The campaign has been around for a while now, those T-shirts that say "Let Teddy Win!" dotted throughout the crowd at every Washington Nationals game.
But only now, as the Nationals dive into playoff baseball, has the mantra got some bite.
At its worst, the Teddy-Never-Wins tradition at Nationals Park is a conspiracy that goes straight to the top, involving the president himself (four of them, really, all deceased).
How did it start? A knowledgeable source -- who spoke to me strictly on background in accordance with the standard-bearing rules of Washington political journalism -- told me that it started simply because Teddy wasn't winning those races around the warning track in the middle of the fourth inning.
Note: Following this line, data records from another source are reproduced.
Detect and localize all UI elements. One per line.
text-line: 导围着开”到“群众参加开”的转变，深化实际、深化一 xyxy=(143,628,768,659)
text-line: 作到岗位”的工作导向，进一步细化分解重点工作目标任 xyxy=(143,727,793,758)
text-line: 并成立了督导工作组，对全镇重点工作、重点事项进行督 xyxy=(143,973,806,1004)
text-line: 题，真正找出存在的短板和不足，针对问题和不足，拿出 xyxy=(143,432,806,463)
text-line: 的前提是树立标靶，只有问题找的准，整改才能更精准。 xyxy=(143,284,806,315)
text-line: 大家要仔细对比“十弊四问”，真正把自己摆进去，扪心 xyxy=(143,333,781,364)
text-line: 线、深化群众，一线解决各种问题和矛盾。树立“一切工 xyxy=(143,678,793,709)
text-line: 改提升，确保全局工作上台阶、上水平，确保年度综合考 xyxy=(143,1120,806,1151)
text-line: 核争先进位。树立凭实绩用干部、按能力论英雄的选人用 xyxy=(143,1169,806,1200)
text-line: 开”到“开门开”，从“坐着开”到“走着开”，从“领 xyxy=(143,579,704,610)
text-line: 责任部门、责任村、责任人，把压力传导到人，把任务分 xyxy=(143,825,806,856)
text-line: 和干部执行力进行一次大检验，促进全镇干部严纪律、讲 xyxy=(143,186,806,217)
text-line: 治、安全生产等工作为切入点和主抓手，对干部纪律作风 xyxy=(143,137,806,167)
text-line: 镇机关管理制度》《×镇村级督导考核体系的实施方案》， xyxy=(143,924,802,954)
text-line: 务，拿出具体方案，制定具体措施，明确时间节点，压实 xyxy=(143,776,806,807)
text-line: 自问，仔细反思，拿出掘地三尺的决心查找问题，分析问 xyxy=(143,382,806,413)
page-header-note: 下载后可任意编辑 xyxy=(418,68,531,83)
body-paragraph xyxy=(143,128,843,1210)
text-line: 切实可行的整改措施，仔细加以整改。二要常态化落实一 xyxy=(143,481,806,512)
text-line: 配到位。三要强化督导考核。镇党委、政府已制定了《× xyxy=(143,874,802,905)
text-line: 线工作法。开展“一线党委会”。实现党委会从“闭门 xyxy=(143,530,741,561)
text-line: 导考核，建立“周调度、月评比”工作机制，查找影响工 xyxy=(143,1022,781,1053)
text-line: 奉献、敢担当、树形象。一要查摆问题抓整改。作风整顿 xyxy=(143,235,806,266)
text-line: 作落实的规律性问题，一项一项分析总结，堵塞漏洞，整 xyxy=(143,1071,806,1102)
This was back in the old days. The Nats' new park had just opened. Ryan Zimmerman hit a walk-off home run to christen the park, remember? And Teddy wasn't winning the Presidents Race.
So someone on the Nationals PR team floated this pitch: What if we never let Teddy win?
And he hasn't since. The fate of a famed president held in the clutches of a marketing ploy, in for a rough ride if he ever was ready -- for 81 games every year he has face planted, been duped by the trickery of the other Rushmore greats, run the wrong way, or just been too slow.
So will Teddy win Wednesday evening, the last game of the regular season? The Nats have been teasing it -- launching their own Teddy 2012 campaign, mocking us believers. They hand out fake "eye black" to fans with Teddy's name. They want us to like the perennial loser. So if I had to hedge, I'd say -- no, he won't win Wednesday night.
But maybe he will on the first home game of the playoffs.
Nobody but a select few in the presidents' inner circle know if Teddy will ever win. I asked a super awesome source with the Nationals today if he will, and my contact blocked me on Gchat. Mike Rizzo, the king of the Nationals, the man who signed underage golden boy Bryce Harper and indestructible cannon Stephen Strasburg, was asked the same question — and he said, "That's above my pay grade."
It's not surprising that the presidential footrace has grabbed attention beyond Washington. It is, after all, what the Nationals announcer says at every game -- "the main event."